Cassazione: cane che morde padrone che paga. Non basta averlo legato
Avv. Roberto Cataldi |

Cassazione: cane che morde padrone che paga. Non basta averlo legato

D'ora in avanti non ci saranno più scuse o giustificazioni. Se il nostro amico a quattro zampe morde qualcuno si dovrà risarcire il danno. E chi è proprietario di un animale dovrà pagare anche se ha fatto tutto il possibile per evitare il danno.

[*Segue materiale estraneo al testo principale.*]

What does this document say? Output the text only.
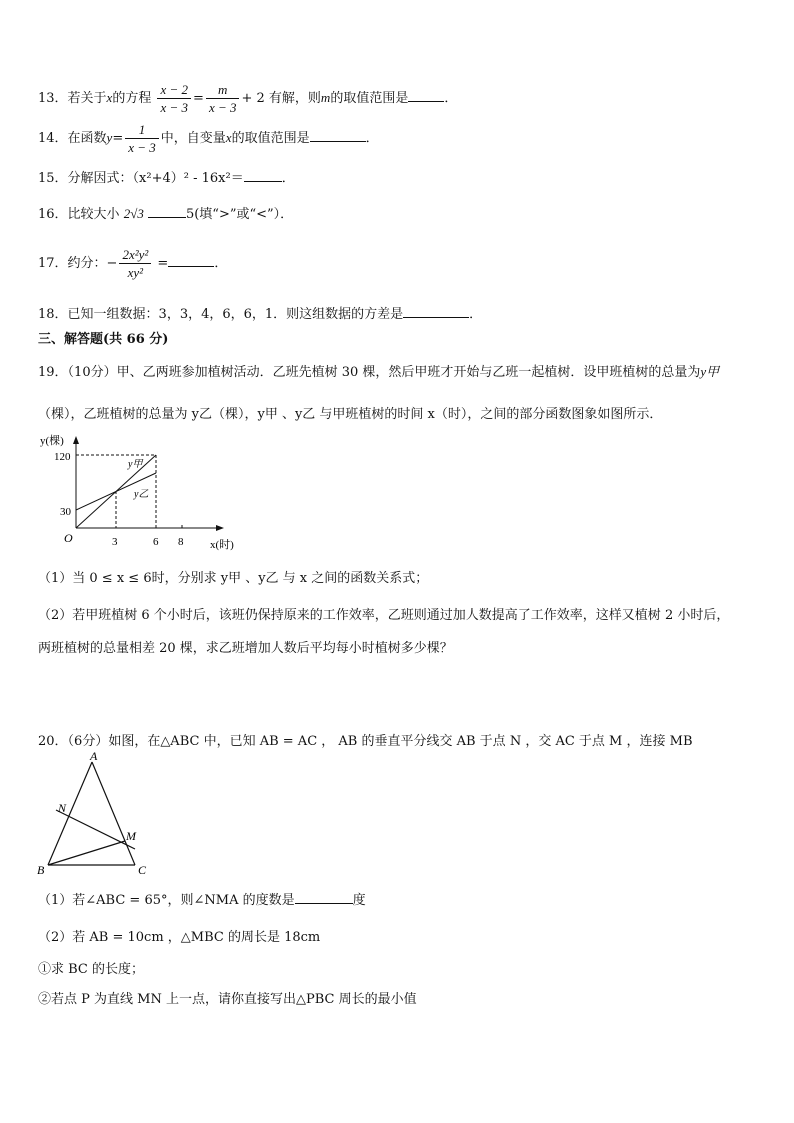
13．若关于x的方程 $\frac{x - 2}{x - 3} = \frac{m}{x - 3} + 2$ 有解，则m的取值范围是	．
14．在函数$y= \frac{1}{x - 3}$ 中，自变量x的取值范围是	．
15．分解因式：（x²+4）² - 16x²＝	．
16．比较大小 2√3	5(填“>”或“<”）．
17．约分：− $\frac{\text{2x²y²}}{\text{xy²}}$ =	．
18．已知一组数据：3，3，4，6，6，1．则这组数据的方差是	．
三、解答题(共 66 分)
19．（10分）甲、乙两班参加植树活动．乙班先植树 30 棵，然后甲班才开始与乙班一起植树．设甲班植树的总量为y甲
（棵），乙班植树的总量为 y乙（棵），y甲 、y乙 与甲班植树的时间 x（时），之间的部分函数图象如图所示．
y(棵)
120
30
O	3	6 8 x(时)
y甲
y乙
（1）当 0 ≤ x ≤ 6时，分别求 y甲 、y乙 与 x 之间的函数关系式；
（2）若甲班植树 6 个小时后，该班仍保持原来的工作效率，乙班则通过加人数提高了工作效率，这样又植树 2 小时后，
两班植树的总量相差 20 棵，求乙班增加人数后平均每小时植树多少棵？
20．（6分）如图，在△ABC 中，已知 AB = AC ， AB 的垂直平分线交 AB 于点 N ，交 AC 于点 M ，连接 MB
A
B	C
N
M
（1）若∠ABC = 65°，则∠NMA 的度数是	度
（2）若 AB = 10cm ，△MBC 的周长是 18cm
①求 BC 的长度；
②若点 P 为直线 MN 上一点，请你直接写出△PBC 周长的最小值
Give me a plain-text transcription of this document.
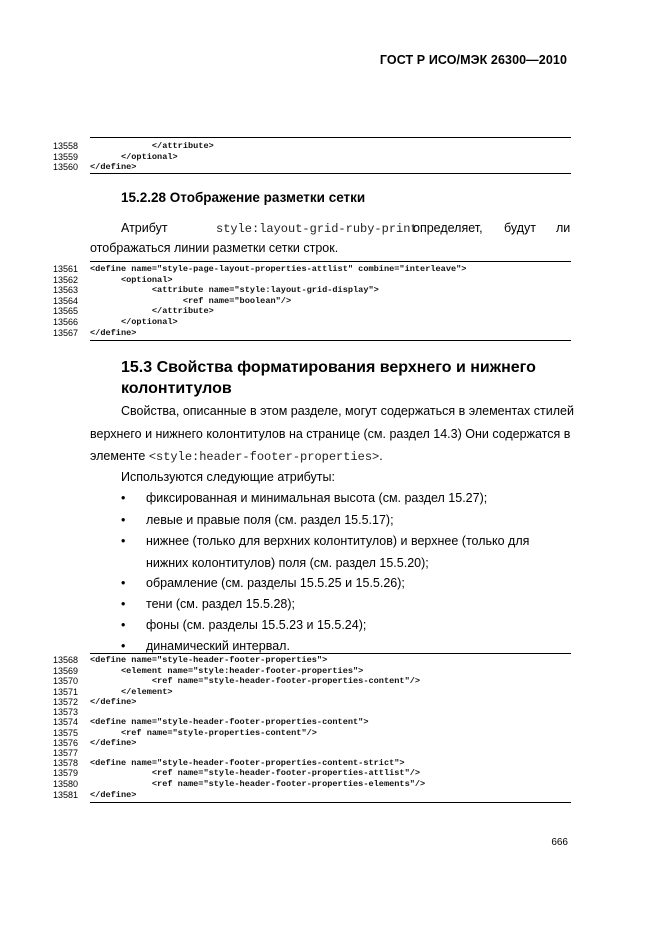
ГОСТ Р ИСО/МЭК 26300—2010
13558 </attribute>
13559 </optional>
13560 </define>
15.2.28 Отображение разметки сетки
Атрибут	style:layout-grid-ruby-print
определяет, будут ли
отображаться линии разметки сетки строк.
13561 <define name="style-page-layout-properties-attlist" combine="interleave">
13562 <optional>
13563 <attribute name="style:layout-grid-display">
13564 <ref name="boolean"/>
13565 </attribute>
13566 </optional>
13567 </define>
15.3 Свойства форматирования верхнего и нижнего
колонтитулов
Свойства, описанные в этом разделе, могут содержаться в элементах стилей
верхнего и нижнего колонтитулов на странице (см. раздел 14.3) Они содержатся в
элементе <style:header-footer-properties>.
Используются следующие атрибуты:
• фиксированная и минимальная высота (см. раздел 15.27);
• левые и правые поля (см. раздел 15.5.17);
• нижнее (только для верхних колонтитулов) и верхнее (только для нижних колонтитулов) поля (см. раздел 15.5.20);
• обрамление (см. разделы 15.5.25 и 15.5.26);
• тени (см. раздел 15.5.28);
• фоны (см. разделы 15.5.23 и 15.5.24);
• динамический интервал.
13568 <define name="style-header-footer-properties">
13569 <element name="style:header-footer-properties">
13570 <ref name="style-header-footer-properties-content"/>
13571 </element>
13572 </define>
13573
13574 <define name="style-header-footer-properties-content">
13575 <ref name="style-properties-content"/>
13576 </define>
13577
13578 <define name="style-header-footer-properties-content-strict">
13579 <ref name="style-header-footer-properties-attlist"/>
13580 <ref name="style-header-footer-properties-elements"/>
13581 </define>
666
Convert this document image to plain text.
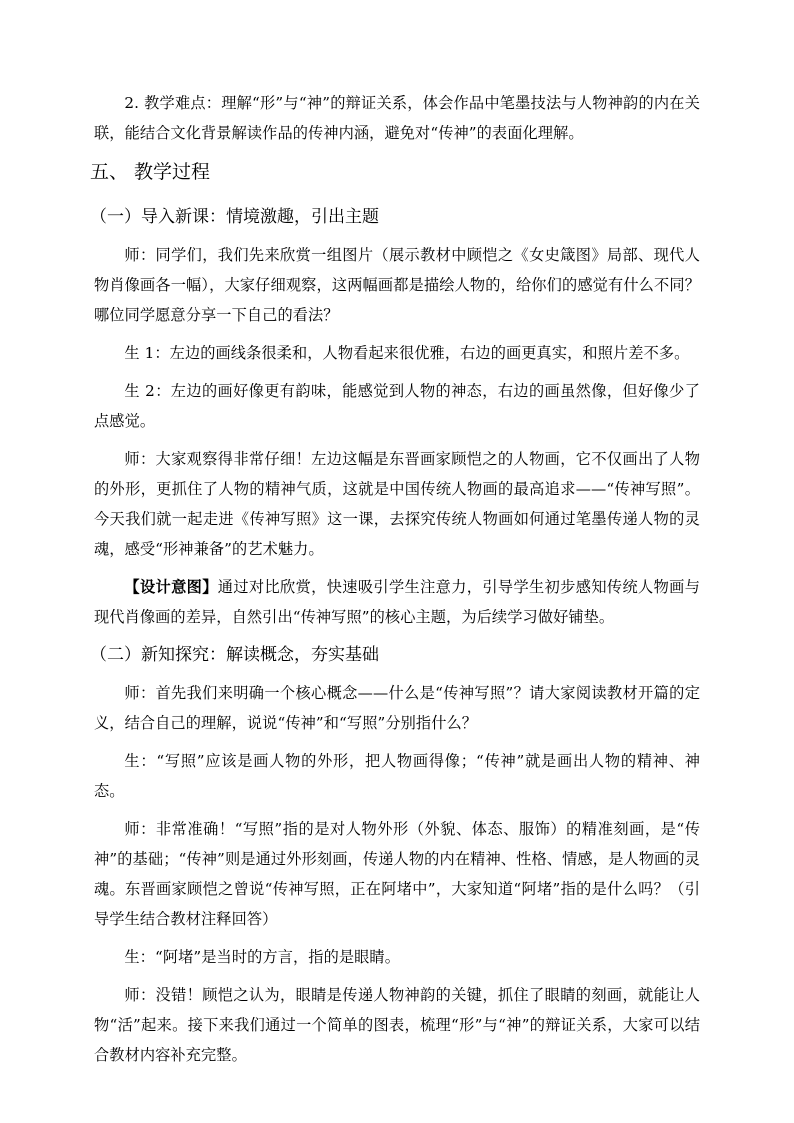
2. 教学难点：理解“形”与“神”的辩证关系，体会作品中笔墨技法与人物神韵的内在关联，能结合文化背景解读作品的传神内涵，避免对“传神”的表面化理解。

五、 教学过程
（一）导入新课：情境激趣，引出主题

师：同学们，我们先来欣赏一组图片（展示教材中顾恺之《女史箴图》局部、现代人物肖像画各一幅），大家仔细观察，这两幅画都是描绘人物的，给你们的感觉有什么不同？哪位同学愿意分享一下自己的看法？

生 1：左边的画线条很柔和，人物看起来很优雅，右边的画更真实，和照片差不多。

生 2：左边的画好像更有韵味，能感觉到人物的神态，右边的画虽然像，但好像少了点感觉。

师：大家观察得非常仔细！左边这幅是东晋画家顾恺之的人物画，它不仅画出了人物的外形，更抓住了人物的精神气质，这就是中国传统人物画的最高追求——“传神写照”。今天我们就一起走进《传神写照》这一课，去探究传统人物画如何通过笔墨传递人物的灵魂，感受“形神兼备”的艺术魅力。

【设计意图】通过对比欣赏，快速吸引学生注意力，引导学生初步感知传统人物画与现代肖像画的差异，自然引出“传神写照”的核心主题，为后续学习做好铺垫。

（二）新知探究：解读概念，夯实基础

师：首先我们来明确一个核心概念——什么是“传神写照”？请大家阅读教材开篇的定义，结合自己的理解，说说“传神”和“写照”分别指什么？

生：“写照”应该是画人物的外形，把人物画得像；“传神”就是画出人物的精神、神态。

师：非常准确！“写照”指的是对人物外形（外貌、体态、服饰）的精准刻画，是“传神”的基础；“传神”则是通过外形刻画，传递人物的内在精神、性格、情感，是人物画的灵魂。东晋画家顾恺之曾说“传神写照，正在阿堵中”，大家知道“阿堵”指的是什么吗？（引导学生结合教材注释回答）

生：“阿堵”是当时的方言，指的是眼睛。

师：没错！顾恺之认为，眼睛是传递人物神韵的关键，抓住了眼睛的刻画，就能让人物“活”起来。接下来我们通过一个简单的图表，梳理“形”与“神”的辩证关系，大家可以结合教材内容补充完整。
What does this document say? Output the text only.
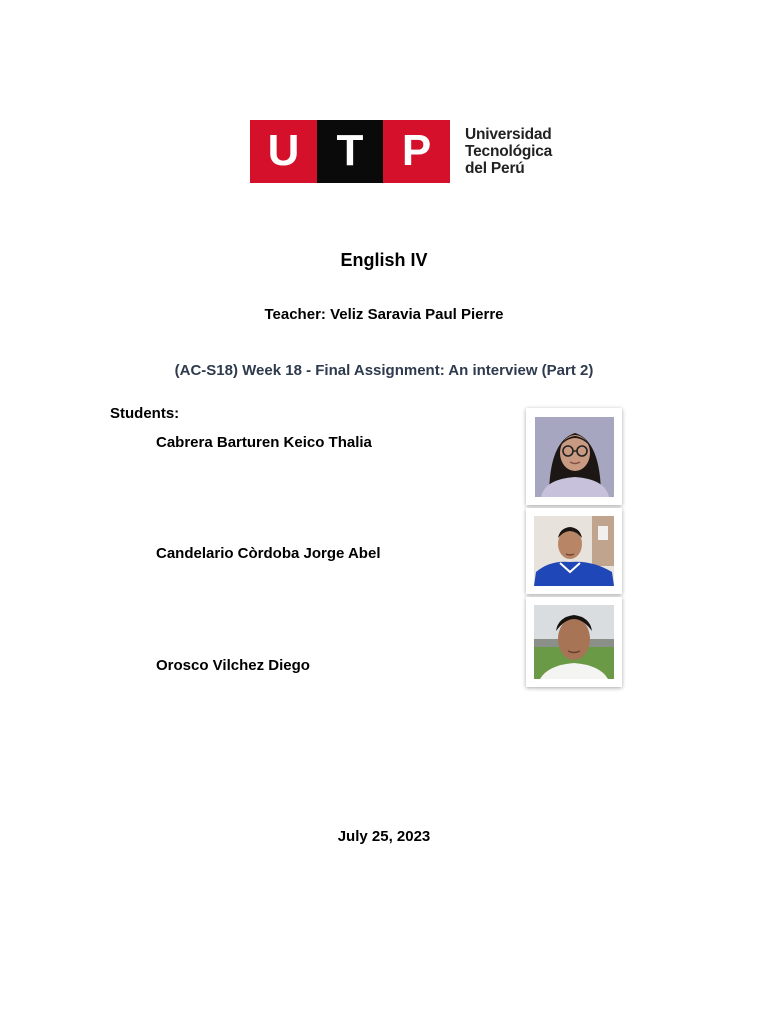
U T P	Universidad
Tecnológica
del Perú
English IV
Teacher: Veliz Saravia Paul Pierre
(AC-S18) Week 18 - Final Assignment: An interview (Part 2)
Students:
Cabrera Barturen Keico Thalia
Candelario Còrdoba Jorge Abel
Orosco Vilchez Diego
July 25, 2023
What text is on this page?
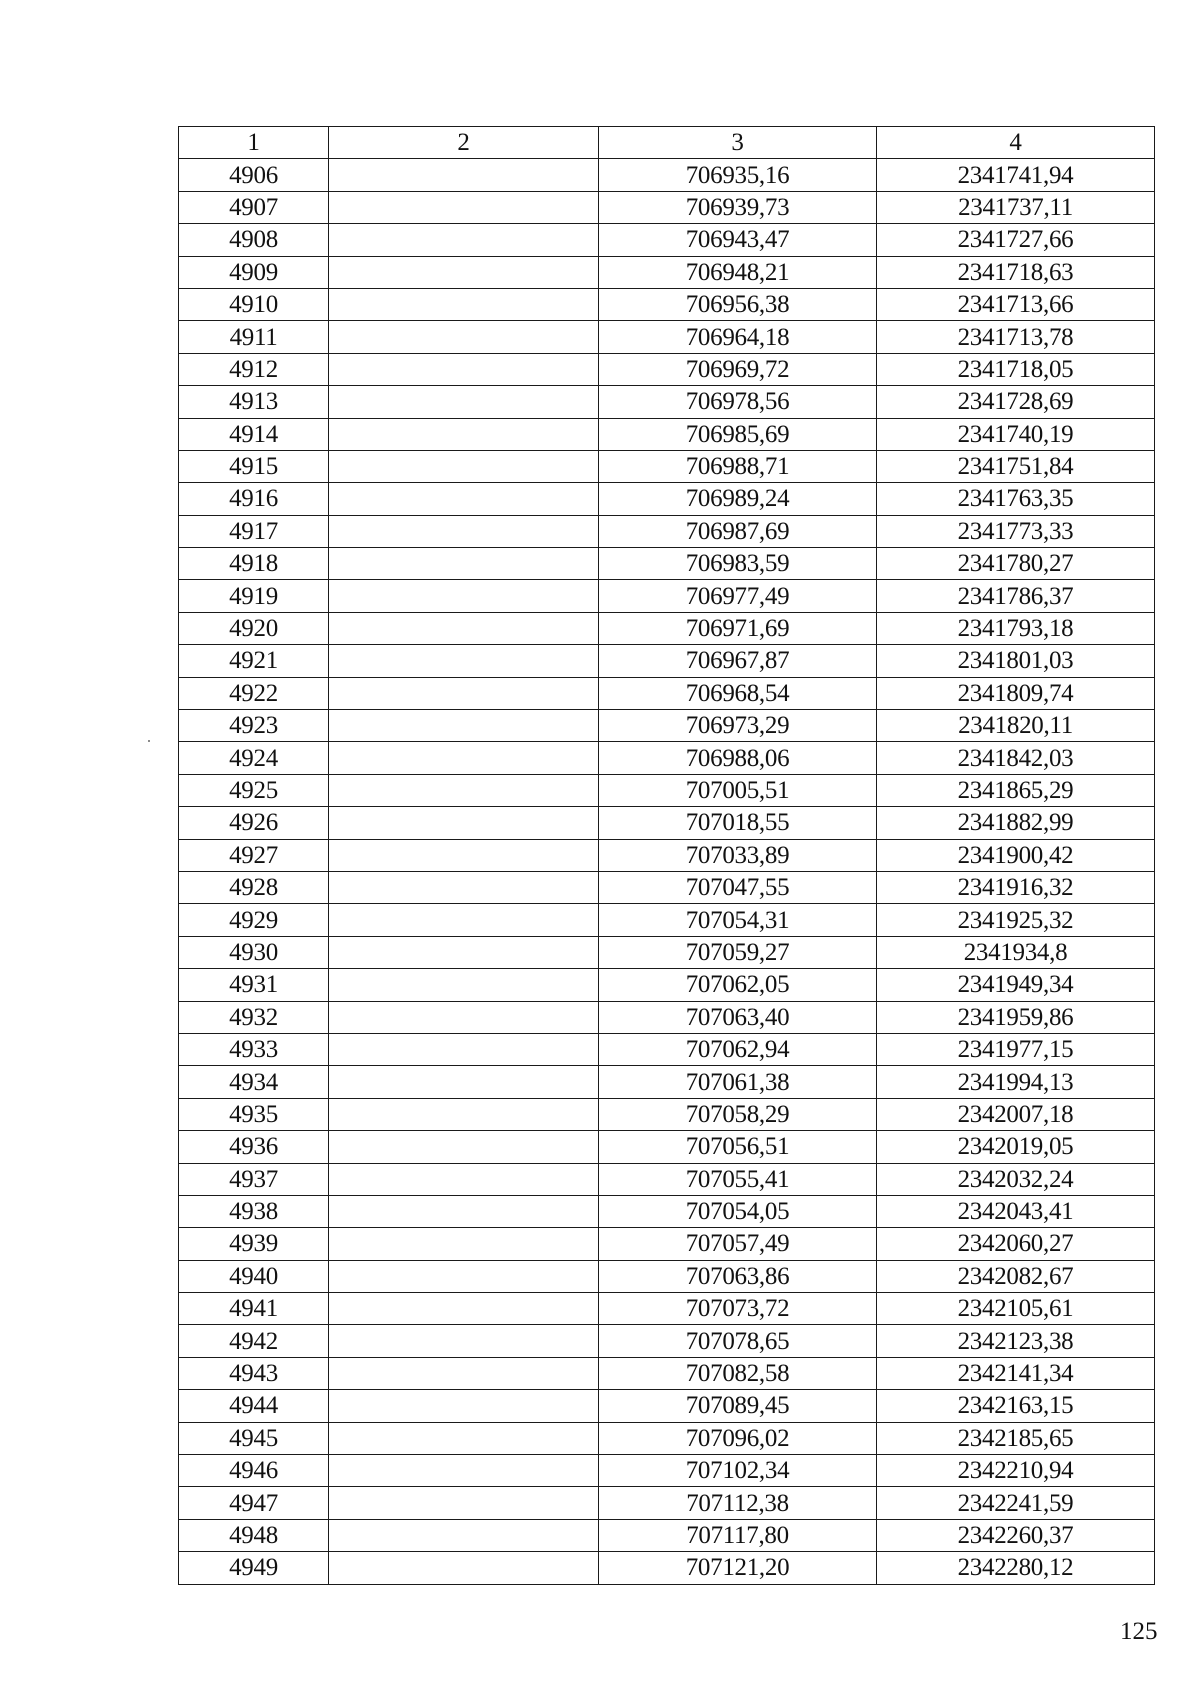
1	2	3	4
4906		706935,16	2341741,94
4907		706939,73	2341737,11
4908		706943,47	2341727,66
4909		706948,21	2341718,63
4910		706956,38	2341713,66
4911		706964,18	2341713,78
4912		706969,72	2341718,05
4913		706978,56	2341728,69
4914		706985,69	2341740,19
4915		706988,71	2341751,84
4916		706989,24	2341763,35
4917		706987,69	2341773,33
4918		706983,59	2341780,27
4919		706977,49	2341786,37
4920		706971,69	2341793,18
4921		706967,87	2341801,03
4922		706968,54	2341809,74
4923		706973,29	2341820,11
4924		706988,06	2341842,03
4925		707005,51	2341865,29
4926		707018,55	2341882,99
4927		707033,89	2341900,42
4928		707047,55	2341916,32
4929		707054,31	2341925,32
4930		707059,27	2341934,8
4931		707062,05	2341949,34
4932		707063,40	2341959,86
4933		707062,94	2341977,15
4934		707061,38	2341994,13
4935		707058,29	2342007,18
4936		707056,51	2342019,05
4937		707055,41	2342032,24
4938		707054,05	2342043,41
4939		707057,49	2342060,27
4940		707063,86	2342082,67
4941		707073,72	2342105,61
4942		707078,65	2342123,38
4943		707082,58	2342141,34
4944		707089,45	2342163,15
4945		707096,02	2342185,65
4946		707102,34	2342210,94
4947		707112,38	2342241,59
4948		707117,80	2342260,37
4949		707121,20	2342280,12
125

Non basta neppure averlo legato alla catena ed aver apposto il cartello "attenti al cane" per scagionarsi dalla responsabilità. L'avvertimento arriva dalla Corte di Cassazione (sentenza 9037/2010) che sottolinea come per liberarsi da responsabilita' non basta "la prova di avere usato la comune diligenza nella custodia del'animale". Insomma solo un evento improvviso tale da superare "ogni possibilita' di resistenza o contrasto da parte dell'uomo", potrebbe eventualmente scagionare i proprietari. La decisione è della terza sezione civile della Corte che ha accolto il ricorso di un 80enne che dopo essere entrato per ragioni di lavoro in un edificio era stato assalito dal un pitbull ch eil padrone aveva legato con una catena di tre metri e lontano dall'ingresso. La responsabilita' di cui all'art. 2052 c.c. spiega la Corte "prevista a carico del proprietario o di chi si serve dell'animale per il periodo in cui lo ha in uso, in relazione ai danni cagionati dallo stesso, trova un limite solo nel caso fortuito, ossia nell'intervento di un fattore esterno alla causazione del danno, che presenti i caratteri della imprevedibilita', della inevitabilita' e della assoluta eccezionalita'".

Altre informazioni su questa sentenza

D'ora in avanti "per liberarsi" da ogni responsabilità il proprietario di un cane dovra' "provare l'esistenza di un fattore, estraneo alla sua sfera soggettiva, idoneo ad interrompere il nesso causale, non essendo sufficiente la prova di avere usato la comune diligenza nella custodia dell'animale". Di diverso avviso era stato il Tribunale di Messina che, nell'ottobre 2005, aveva negato il risarcimento all'ottantenne (il giudice di pace aveva condannato il proprietario del pit bull a rifondere 2.580 euro), sostenendo che chi aveva in custodia il cane aveva fatto tutto il possibile per evitare incidenti, legando il cane alla catena e mettendo il cartello 'Attenti al cane' (anche se non visibile immediatamente dato il cancello aperto). A giocare contro L.S. anche l'eta' avanzata che, a detta del giudice di merito, aveva "minore prontezza a ritirarsi dall'attacco di un cane legato". Tutte considerazioni bocciate da piazza Cavour, compresa la motivazione per cui "un uomo anziano compie un atto decisamente pericoloso per la sua incolumita' se solo varchi un cancello aperto che dia accesso ad un immobile". Sara' ora il Tribunale di Messina a calcolare il giusto risarcimento per lo sfortunato anziano che, oltre al morso del cane, e' stato anche accusato di essere "meno agile".